According to the forecasts of the 36 OECD countries, resistant bacteria could kill 2.4 million people in Europe, North America and Australia by 2050.
A separate study was published on Monday in The Lancet's Communicable Diseases 33,000 deaths associated with these bacteria in 2015 In the European Union.
However, we could fight them by "simple measures" at a reasonable cost, according to the OECD: "encourage better hygiene" (by encouraging, for example, hand washing), "stop antibiotic overexposure" or further generalize rapid diagnostic tests to determine if infection is a virus (where antibiotics are useless) bacteria.
According to the OECD, these measures would cost only $ 2 per person per year and prevents three quarters of deaths.
"Investments in major public health programs, which include some of these measures, can be eliminated for one year and will save $ 4.8 billion a year," OECD says.
The health authorities, who are commencing with the World Health Organization (WHO), will report on a regular basis the risk of excessive consumption of antibiotics, which makes it resistant to substantial bacteria.

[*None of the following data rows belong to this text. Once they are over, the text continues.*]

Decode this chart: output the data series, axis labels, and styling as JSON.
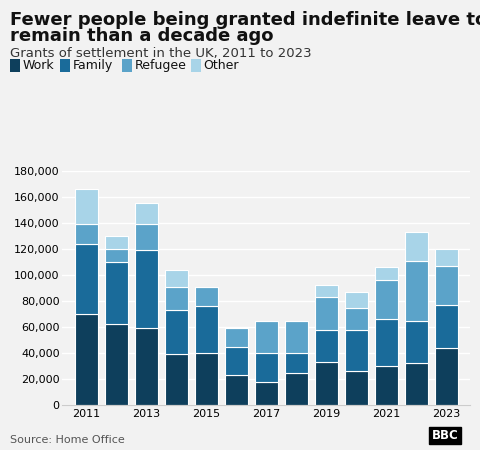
{
  "title_line1": "Fewer people being granted indefinite leave to",
  "title_line2": "remain than a decade ago",
  "subtitle": "Grants of settlement in the UK, 2011 to 2023",
  "source": "Source: Home Office",
  "years": [
    2011,
    2012,
    2013,
    2014,
    2015,
    2016,
    2017,
    2018,
    2019,
    2020,
    2021,
    2022,
    2023
  ],
  "work": [
    70000,
    62000,
    59000,
    39000,
    40000,
    23000,
    18000,
    25000,
    33000,
    26000,
    30000,
    32000,
    44000
  ],
  "family": [
    54000,
    48000,
    60000,
    34000,
    36000,
    22000,
    22000,
    15000,
    25000,
    32000,
    36000,
    33000,
    33000
  ],
  "refugee": [
    15000,
    10000,
    20000,
    18000,
    15000,
    14000,
    25000,
    25000,
    25000,
    17000,
    30000,
    46000,
    30000
  ],
  "other": [
    27000,
    10000,
    16000,
    13000,
    0,
    0,
    0,
    0,
    9000,
    12000,
    10000,
    22000,
    13000
  ],
  "colors": {
    "work": "#0e3f5c",
    "family": "#1a6b9a",
    "refugee": "#5ba3c9",
    "other": "#a8d4e8"
  },
  "ylim": [
    0,
    180000
  ],
  "yticks": [
    0,
    20000,
    40000,
    60000,
    80000,
    100000,
    120000,
    140000,
    160000,
    180000
  ],
  "background_color": "#f2f2f2",
  "bar_edge_color": "white",
  "title_fontsize": 13,
  "subtitle_fontsize": 9.5,
  "legend_fontsize": 9,
  "tick_fontsize": 8,
  "source_fontsize": 8
}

Small children and the elderly are particularly at risk.
"In Brazil, Indonesia and Russia, 40-60% of the infections are already resistant, compared to an average of 17% in OECD countries, "said the latter.
Still worrying, "the resistance of antibiotics against the second and third lines is expected to be 70 percent higher in 2030 than in 2005". These antibiotics are the ones to be used as a last resort when there is no other solution.